Unhappy With U.S. Foreign Policy? Pentagon Says You Might Be A 'High Threat'
Posted: 08/07/2013 11:36 am EDT | Updated: 08/07/2013 5:19 pm EDT
A security training test created by a Defense Department agency warns federal workers that they should consider the hypothetical Indian-American woman a "high threat" because she frequently visits family abroad, has money troubles and "speaks openly of unhappiness with U.S. foreign policy."That slide, from the Defense Information Systems Agency (DISA), is a startling demonstration of the Obama administration's obsession with leakers and other "insider threats." One goal of its broader "Insider Threat" program is to stop the next Bradley Manning or Edward Snowden from spilling classified or sensitive information.
But critics have charged that the Insider Threat program, as McClatchy first reported, treats leakers acting in the public interest as traitors -- and may not even accomplish its goal of preventing classified leaks.
DISA's test, dubbed the "CyberAwareness Challenge," was produced in October 2012, a month before the Obama administration finalized its Insider Threat policy.

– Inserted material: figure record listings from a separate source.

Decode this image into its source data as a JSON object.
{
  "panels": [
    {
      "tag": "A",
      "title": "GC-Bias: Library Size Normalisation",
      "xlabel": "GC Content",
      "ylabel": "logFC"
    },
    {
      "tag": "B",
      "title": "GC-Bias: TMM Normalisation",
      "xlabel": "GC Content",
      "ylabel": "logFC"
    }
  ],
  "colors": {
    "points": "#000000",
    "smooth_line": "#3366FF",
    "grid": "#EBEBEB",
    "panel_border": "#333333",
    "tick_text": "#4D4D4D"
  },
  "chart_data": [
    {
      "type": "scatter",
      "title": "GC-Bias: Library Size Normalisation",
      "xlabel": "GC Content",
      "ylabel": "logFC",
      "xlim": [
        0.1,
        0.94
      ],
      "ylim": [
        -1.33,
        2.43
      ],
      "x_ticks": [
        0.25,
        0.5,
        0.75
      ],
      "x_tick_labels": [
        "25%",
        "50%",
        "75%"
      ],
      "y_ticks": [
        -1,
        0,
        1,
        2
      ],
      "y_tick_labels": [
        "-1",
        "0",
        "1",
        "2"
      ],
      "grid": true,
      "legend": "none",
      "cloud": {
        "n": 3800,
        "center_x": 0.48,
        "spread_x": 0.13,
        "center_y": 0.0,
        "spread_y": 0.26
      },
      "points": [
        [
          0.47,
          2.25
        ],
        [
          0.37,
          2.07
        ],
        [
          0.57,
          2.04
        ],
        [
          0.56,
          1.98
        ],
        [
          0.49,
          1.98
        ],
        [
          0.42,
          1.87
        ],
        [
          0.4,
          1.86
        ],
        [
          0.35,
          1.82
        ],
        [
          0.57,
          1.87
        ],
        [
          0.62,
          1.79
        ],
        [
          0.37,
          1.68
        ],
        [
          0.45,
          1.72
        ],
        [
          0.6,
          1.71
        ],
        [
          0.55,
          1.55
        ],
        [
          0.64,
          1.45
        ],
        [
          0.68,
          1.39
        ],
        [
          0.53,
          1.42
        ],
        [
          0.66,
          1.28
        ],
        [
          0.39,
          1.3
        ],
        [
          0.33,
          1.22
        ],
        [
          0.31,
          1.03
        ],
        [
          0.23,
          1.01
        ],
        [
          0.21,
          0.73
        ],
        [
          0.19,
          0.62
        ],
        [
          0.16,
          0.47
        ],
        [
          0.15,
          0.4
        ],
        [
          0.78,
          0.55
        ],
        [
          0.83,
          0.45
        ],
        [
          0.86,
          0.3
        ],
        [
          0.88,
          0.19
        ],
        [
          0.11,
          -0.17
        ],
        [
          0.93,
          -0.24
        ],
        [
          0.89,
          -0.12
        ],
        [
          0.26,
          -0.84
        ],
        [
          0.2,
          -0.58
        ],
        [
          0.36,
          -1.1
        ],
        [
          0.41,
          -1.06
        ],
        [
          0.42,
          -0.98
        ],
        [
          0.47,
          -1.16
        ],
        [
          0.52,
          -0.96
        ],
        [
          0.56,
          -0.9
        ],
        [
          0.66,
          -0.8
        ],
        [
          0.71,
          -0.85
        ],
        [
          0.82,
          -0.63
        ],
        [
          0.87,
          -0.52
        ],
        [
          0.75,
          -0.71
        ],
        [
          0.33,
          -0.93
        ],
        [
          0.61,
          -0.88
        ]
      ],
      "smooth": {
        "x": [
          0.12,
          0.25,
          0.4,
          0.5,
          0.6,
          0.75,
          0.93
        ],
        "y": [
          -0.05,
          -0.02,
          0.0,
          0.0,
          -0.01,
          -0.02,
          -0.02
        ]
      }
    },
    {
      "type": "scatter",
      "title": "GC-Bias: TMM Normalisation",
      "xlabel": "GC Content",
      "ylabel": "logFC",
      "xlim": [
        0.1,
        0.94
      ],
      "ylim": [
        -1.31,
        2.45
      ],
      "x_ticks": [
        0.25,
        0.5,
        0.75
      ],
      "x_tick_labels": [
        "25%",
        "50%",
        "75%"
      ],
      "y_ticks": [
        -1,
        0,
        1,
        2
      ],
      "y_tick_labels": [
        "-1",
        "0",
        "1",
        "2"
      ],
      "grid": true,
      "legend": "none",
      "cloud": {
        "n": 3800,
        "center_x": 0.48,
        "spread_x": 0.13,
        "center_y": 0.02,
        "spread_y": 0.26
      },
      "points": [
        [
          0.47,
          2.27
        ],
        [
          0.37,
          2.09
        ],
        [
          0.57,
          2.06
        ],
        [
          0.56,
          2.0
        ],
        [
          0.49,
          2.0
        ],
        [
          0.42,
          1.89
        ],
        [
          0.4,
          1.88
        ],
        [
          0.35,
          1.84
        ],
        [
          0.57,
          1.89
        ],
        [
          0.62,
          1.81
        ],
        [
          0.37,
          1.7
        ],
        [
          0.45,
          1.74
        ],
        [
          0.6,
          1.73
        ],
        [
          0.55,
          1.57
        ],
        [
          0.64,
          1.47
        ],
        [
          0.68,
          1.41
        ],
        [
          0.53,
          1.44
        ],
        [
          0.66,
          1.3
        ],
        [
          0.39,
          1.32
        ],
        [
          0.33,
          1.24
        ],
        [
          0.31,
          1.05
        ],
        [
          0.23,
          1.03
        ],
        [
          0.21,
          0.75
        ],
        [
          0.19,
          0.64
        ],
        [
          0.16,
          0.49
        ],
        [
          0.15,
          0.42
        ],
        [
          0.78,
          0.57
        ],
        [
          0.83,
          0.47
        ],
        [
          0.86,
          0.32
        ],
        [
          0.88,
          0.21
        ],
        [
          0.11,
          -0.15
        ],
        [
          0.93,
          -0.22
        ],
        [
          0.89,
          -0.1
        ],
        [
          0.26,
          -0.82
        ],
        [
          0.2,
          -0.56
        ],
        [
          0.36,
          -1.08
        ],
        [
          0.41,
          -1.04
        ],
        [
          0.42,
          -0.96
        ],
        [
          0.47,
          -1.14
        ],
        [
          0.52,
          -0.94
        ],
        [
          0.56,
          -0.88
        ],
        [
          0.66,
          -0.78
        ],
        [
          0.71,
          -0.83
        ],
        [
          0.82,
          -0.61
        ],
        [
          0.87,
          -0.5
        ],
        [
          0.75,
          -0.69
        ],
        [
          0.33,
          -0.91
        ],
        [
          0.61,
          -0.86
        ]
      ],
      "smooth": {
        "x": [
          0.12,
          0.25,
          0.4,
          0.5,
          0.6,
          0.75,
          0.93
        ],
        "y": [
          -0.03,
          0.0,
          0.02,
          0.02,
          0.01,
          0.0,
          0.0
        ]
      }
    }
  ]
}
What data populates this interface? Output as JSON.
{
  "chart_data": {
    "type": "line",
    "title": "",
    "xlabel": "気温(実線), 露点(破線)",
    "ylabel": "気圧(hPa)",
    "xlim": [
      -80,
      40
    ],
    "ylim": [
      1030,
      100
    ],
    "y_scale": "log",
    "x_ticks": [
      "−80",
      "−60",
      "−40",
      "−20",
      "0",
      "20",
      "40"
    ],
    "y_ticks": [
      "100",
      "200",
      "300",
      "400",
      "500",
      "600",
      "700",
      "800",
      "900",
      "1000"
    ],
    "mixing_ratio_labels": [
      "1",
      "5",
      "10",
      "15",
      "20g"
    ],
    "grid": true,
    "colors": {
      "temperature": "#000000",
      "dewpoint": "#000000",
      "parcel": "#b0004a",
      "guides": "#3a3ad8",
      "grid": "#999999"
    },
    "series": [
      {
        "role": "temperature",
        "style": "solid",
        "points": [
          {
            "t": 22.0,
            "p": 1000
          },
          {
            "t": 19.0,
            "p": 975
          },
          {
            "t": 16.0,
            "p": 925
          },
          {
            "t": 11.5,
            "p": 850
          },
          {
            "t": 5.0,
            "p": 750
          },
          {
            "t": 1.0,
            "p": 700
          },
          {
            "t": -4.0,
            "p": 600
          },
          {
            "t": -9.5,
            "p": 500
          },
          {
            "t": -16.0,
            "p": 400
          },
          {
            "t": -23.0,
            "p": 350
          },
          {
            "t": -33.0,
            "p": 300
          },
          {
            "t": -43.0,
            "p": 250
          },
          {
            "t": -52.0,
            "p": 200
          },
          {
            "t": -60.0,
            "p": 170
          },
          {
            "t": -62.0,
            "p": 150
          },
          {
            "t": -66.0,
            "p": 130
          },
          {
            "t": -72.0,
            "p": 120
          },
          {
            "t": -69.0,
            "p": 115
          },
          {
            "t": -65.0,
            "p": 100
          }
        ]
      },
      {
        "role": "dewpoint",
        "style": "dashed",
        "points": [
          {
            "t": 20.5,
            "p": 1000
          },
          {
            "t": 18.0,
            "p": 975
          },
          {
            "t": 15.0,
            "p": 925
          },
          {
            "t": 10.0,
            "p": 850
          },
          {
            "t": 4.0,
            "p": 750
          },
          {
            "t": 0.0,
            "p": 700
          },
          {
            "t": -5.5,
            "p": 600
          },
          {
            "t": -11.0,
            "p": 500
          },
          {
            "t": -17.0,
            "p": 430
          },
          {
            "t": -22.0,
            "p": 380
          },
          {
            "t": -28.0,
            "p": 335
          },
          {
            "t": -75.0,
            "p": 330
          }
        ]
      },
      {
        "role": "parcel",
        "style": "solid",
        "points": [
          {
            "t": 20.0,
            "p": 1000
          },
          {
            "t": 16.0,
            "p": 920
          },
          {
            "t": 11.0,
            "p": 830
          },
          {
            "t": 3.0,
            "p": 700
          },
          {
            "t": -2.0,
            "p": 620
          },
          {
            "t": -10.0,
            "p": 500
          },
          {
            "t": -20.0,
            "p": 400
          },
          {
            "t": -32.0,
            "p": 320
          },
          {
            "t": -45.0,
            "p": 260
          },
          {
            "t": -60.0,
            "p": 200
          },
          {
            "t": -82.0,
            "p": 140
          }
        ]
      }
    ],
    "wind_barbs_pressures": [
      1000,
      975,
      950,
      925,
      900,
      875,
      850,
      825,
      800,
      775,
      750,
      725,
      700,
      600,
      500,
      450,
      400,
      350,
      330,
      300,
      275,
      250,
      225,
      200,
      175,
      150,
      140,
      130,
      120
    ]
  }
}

The slide about Hema is included in a section of the training about "insider threats," which are defined by an accompanying guide as "threats from people who have access to the organization's information systems and may cause loss of physical inventory, data, and other security risks."
Both Hema's travel abroad and her political dissatisfaction are treated as threat "indicators." Versions of the training for Defense Department and other federal employees are unclassified and available for anyone to play online.
"Catch me if you can," the training dares.
In a statement to The Huffington Post, Pentagon spokesman Lt. Col. Damien Pickart said, "DISA was sensitive to any civil liberty concerns that might arise from any portion of the curriculum, which is why it coordinated with 26 federal agencies to ensure the maximum amount of input was received before going live."
"When considering personnel for a position of trust that requires a security clearance, there are many potential indicators that must be considered when evaluating for insider threat concerns," he explained. "The department takes these variables into consideration based on past examples of personnel who engaged in spying or treasonous acts."
Several million people across the federal government have taken the training since it was released, Pickart said, and there has been only one complaint. He added that the next version of the security awareness training, to be released in October, is being updated so that its insider-threat test focuses more on behavior, "not personal characteristics or beliefs."
Notably, the CyberAwareness Challenge is given to a wide range of federal employees whose roles have far less to do with security threats than that of a National Security Agency contractor like Snowden. The Department of Housing and Urban Development even requires its private business partners accessing a tenant rental assistance database to complete the training.
The Defense Department version of the "CyberAwareness Challenge" shows a healthy familiarity with Manning's disclosures to WikiLeaks: In one training slide, the user is asked what to do when contacted by a reporter from "WikiSpills."
Identifying "WikiSpills," even hypothetically, as a legitimate journalist organization is quite different from how military prosecutors have approached the real WikiLeaks in the trial of Manning. There the military has suggested that WikiLeaks founder Julian Assange took few steps to verify the leaks he received before publication and acted as a virtual co-conspirator with his source.
Steven Aftergood, an expert on government secrecy at the Federation of American Scientists, said the DISA training slide was "ignorant and clumsy."
"The item 'speaks openly of unhappiness with U.S. foreign policy' simply does not belong on the list," Aftergood wrote in an email to HuffPost. "It is not a threat indicator. It could apply to most members of Congress, if not to most Americans. By presenting the matter this way, the slide suggests that overt dissent is a security concern. That is an error."